Er kann also gar nichts dafür, dass er schwul ist, es gibt keinen Grund dafür. Oft machen sich Eltern ja wegen so etwas sorgen, von wegen sie haben etwas in der Erziehung falsch gemacht oder so, dass ich absoluter Blödsinn! Als Betroffener merkt man dann einfach, dass man anders ist, dass man nicht auf das andere, sondern auf das eigene Geschlecht steht. Man findet Andersgeschlechtliche einfach
nicht attraktiv, dagegen kann man auch gar nichts tun. Aber man muss damit klarkommen Ich denke da hat man dann zuerst einen inneren Konfilkt. Warum bin ich so? Aber es ist einfach so und man muss das
akzeptieren, was nicht
leicht ist, und
dazu stehen, was noch schwieriger ist.
Als letztes überlegte ich,
wie ich mich jetzt verhalten soll.
Ich wusste nicht ob ich ihn darauf ansprechen sollte, wollte aber unbedingt mit jemanden darüber reden, denn ich kam selbst nicht
so ganz mit der Situation klar. Ich war mir sicher, dass ich ihn
wie vorher sehen und
behandeln würde, und er mir deswegen
nicht weniger bedeutet, oder ich ihn weniger lieb hab. Ich war mir aber nicht sicher ob "mit offenen Armen" auf ihn zugehen sollte, und ihm sagen sollte dass alles "

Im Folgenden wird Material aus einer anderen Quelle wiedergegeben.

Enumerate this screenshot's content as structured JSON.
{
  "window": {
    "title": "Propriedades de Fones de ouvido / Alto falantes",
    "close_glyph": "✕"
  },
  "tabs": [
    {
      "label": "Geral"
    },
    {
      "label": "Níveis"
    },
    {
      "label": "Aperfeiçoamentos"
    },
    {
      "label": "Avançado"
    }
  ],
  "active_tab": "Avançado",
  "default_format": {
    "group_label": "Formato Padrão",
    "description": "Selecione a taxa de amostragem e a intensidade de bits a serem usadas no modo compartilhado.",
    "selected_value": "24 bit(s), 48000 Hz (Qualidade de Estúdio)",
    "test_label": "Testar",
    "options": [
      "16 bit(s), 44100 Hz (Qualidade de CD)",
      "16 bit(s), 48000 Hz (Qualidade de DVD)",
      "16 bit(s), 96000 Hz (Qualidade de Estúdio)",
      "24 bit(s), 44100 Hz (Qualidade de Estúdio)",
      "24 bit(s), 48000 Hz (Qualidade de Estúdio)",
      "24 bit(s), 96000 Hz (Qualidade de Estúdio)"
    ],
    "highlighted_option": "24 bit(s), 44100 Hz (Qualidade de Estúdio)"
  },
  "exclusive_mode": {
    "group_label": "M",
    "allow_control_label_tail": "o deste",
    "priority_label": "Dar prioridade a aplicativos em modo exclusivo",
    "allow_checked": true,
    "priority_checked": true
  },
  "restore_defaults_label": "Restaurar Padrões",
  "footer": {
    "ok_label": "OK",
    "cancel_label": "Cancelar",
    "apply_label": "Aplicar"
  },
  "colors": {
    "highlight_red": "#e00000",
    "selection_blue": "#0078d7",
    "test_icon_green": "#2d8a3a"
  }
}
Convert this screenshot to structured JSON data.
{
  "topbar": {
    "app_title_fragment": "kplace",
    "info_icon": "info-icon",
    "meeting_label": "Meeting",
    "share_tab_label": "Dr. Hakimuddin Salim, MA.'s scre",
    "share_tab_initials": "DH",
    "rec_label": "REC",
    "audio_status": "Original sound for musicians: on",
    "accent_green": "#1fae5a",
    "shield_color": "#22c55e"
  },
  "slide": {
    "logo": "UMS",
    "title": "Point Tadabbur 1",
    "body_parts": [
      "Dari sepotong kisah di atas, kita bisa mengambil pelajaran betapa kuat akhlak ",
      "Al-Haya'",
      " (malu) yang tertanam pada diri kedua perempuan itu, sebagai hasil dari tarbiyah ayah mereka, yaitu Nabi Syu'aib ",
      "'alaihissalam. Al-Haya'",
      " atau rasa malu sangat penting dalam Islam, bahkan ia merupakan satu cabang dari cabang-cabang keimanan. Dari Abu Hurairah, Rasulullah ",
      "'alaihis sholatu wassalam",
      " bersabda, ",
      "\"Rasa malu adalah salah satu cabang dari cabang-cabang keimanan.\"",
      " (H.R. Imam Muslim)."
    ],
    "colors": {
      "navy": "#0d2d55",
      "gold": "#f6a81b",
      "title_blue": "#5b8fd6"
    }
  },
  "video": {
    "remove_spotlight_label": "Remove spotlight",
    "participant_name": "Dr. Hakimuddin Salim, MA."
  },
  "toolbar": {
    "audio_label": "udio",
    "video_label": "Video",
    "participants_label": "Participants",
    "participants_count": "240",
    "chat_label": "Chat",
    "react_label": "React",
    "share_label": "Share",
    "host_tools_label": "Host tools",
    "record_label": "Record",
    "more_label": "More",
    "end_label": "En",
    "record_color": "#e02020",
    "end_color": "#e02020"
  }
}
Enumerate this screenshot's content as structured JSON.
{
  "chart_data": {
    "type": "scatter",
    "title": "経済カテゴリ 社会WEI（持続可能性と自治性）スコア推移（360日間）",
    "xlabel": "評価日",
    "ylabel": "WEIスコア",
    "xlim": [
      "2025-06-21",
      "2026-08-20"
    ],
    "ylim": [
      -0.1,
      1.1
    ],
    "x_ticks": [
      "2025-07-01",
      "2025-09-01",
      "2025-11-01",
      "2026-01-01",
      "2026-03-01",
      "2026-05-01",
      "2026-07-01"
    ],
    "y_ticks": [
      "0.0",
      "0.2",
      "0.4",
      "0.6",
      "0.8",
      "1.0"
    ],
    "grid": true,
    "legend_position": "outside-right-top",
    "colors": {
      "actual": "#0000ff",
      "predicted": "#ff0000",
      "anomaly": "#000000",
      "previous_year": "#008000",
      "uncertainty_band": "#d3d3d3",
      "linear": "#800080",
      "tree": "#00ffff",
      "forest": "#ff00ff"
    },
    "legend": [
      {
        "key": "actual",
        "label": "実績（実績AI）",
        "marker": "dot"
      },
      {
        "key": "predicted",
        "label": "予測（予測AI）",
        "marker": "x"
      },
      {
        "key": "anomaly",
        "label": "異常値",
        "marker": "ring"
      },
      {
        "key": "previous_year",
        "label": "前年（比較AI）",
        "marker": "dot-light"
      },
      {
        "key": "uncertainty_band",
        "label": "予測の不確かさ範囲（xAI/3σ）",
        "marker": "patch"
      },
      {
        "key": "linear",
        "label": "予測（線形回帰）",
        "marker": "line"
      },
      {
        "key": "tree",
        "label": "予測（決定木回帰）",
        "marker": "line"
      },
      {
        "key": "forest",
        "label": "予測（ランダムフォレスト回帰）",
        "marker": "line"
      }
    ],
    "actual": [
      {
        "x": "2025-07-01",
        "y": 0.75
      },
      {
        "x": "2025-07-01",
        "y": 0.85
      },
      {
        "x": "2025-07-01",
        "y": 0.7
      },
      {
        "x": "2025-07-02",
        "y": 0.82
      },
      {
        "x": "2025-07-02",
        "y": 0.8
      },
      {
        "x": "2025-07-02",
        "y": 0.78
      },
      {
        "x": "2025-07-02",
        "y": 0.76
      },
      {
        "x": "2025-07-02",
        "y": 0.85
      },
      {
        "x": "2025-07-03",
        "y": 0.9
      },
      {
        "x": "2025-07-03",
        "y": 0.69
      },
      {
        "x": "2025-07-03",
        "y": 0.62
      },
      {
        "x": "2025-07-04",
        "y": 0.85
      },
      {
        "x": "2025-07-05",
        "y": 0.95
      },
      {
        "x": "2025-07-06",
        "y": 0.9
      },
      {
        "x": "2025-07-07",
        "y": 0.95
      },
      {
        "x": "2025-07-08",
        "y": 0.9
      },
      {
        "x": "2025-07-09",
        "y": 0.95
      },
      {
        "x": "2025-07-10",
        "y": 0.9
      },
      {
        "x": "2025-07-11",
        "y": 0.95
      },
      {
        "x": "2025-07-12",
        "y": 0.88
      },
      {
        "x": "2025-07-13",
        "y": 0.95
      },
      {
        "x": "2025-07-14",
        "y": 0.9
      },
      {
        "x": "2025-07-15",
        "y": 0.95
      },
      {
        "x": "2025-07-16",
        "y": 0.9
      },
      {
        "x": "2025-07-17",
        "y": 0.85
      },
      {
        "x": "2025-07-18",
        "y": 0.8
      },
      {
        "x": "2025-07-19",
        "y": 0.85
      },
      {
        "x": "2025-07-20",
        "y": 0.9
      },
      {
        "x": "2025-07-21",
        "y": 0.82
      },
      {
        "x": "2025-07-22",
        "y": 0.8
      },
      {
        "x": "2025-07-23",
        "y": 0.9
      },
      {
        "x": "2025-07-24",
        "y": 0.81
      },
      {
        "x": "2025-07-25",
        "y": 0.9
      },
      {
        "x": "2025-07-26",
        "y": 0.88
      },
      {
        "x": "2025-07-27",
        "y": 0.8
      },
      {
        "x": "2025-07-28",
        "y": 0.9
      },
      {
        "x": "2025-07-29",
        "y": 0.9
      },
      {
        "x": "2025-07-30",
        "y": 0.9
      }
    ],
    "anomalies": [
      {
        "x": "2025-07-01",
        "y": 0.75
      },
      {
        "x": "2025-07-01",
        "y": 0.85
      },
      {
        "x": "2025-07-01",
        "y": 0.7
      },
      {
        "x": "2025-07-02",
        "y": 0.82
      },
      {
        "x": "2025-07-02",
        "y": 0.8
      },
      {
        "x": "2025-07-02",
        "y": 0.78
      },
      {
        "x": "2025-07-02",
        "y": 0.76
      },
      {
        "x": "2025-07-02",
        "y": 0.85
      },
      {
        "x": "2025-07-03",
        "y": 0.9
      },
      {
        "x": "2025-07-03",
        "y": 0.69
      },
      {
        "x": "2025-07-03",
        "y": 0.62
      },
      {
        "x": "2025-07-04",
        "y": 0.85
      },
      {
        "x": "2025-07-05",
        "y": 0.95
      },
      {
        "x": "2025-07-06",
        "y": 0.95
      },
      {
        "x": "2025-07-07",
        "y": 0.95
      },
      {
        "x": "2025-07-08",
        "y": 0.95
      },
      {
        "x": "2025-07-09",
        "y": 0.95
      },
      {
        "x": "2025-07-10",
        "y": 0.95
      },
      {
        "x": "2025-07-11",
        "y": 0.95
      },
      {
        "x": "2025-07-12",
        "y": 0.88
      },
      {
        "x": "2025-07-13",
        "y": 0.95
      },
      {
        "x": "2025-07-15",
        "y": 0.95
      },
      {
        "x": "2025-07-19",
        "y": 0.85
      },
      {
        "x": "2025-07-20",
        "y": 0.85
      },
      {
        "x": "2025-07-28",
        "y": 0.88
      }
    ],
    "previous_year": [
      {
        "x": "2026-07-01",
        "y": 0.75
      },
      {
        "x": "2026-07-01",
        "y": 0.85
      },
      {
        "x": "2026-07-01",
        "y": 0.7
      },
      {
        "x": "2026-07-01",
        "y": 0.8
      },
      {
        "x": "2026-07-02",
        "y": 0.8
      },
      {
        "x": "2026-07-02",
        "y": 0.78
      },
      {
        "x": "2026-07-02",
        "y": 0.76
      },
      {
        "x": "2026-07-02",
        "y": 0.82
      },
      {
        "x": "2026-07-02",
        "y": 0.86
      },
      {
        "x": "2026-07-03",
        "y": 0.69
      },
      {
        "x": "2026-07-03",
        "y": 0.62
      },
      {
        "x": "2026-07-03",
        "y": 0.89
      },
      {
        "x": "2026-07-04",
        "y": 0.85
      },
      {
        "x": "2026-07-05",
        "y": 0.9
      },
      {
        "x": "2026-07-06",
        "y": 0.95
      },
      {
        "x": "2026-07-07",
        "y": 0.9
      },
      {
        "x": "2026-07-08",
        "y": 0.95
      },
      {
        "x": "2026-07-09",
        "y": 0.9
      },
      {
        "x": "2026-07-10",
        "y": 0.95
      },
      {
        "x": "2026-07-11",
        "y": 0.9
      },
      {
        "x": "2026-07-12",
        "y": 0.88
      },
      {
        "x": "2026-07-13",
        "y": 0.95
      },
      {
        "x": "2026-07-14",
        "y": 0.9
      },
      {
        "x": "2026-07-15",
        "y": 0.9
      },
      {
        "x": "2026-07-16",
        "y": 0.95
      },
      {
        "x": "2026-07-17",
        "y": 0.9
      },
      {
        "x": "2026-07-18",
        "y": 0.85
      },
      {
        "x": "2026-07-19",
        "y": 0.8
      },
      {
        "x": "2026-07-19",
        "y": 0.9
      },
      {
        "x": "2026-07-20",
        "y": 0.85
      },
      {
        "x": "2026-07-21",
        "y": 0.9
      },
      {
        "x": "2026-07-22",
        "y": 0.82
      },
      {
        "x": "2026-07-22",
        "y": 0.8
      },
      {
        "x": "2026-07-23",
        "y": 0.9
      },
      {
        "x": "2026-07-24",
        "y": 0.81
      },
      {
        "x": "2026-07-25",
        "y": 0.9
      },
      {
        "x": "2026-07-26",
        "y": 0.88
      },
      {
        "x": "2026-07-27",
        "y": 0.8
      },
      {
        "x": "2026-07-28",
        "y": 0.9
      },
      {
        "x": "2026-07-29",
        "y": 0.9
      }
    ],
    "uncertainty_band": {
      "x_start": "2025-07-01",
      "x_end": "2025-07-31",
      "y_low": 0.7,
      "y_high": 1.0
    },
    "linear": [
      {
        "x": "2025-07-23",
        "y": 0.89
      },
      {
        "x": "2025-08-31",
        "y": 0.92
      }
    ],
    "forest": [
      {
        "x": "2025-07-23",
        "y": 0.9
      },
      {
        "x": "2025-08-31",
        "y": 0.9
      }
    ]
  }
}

überhaupt nicht schlimm" ist, was aber nicht der
Wahrheit entsprechen würde, denn ehrlich gesagt war es schon
schlimm für mich.
Und was dann letztendlich passiert ist ...
Zuerst hab ich mit einer anderen Person, die eingeweiht war,
geredet, was mir sehr geholfen hat. Und nach einer Zeit hab ich ihn selbst dann auch darauf angesprochen. Dabei hab ich darauf geachtet, dass ich von meiner
Enttäuschung, die dahin schon nicht mehr so groß war, nichts durchklingen lasse. Das Gespräch war auch sehr angenehm, ich denke zu diesem Zeitpunkt kam er schon besser damit klar. Ich hab außerdem nochmal gesagt, dass sich für mich dadurch
nichts an unserer Beziehung zueinander
ändert, also dass ich ihn i
mmernoch genau so sehr mag wie vorher, und ich hab gesagt, dass ich ihm bei allem was auf ihn zukommt
helfen werde, sprich, ihm meine
Unterstützung zugesichert. Seien Eltern sind bis jetzt noch nicht
eingeweiht, aber ich denke dass wird dann auch bald folgen. Für mich ist es inzwischen übrigens eigentlich nicht mehr schlimm, ich komm damit klar.
Hat sich in eurem Umfeld auch schon jemand geoutet?
Wie steht ihr zu dem Thema? & wie nah seid ihr an dem Thema dran?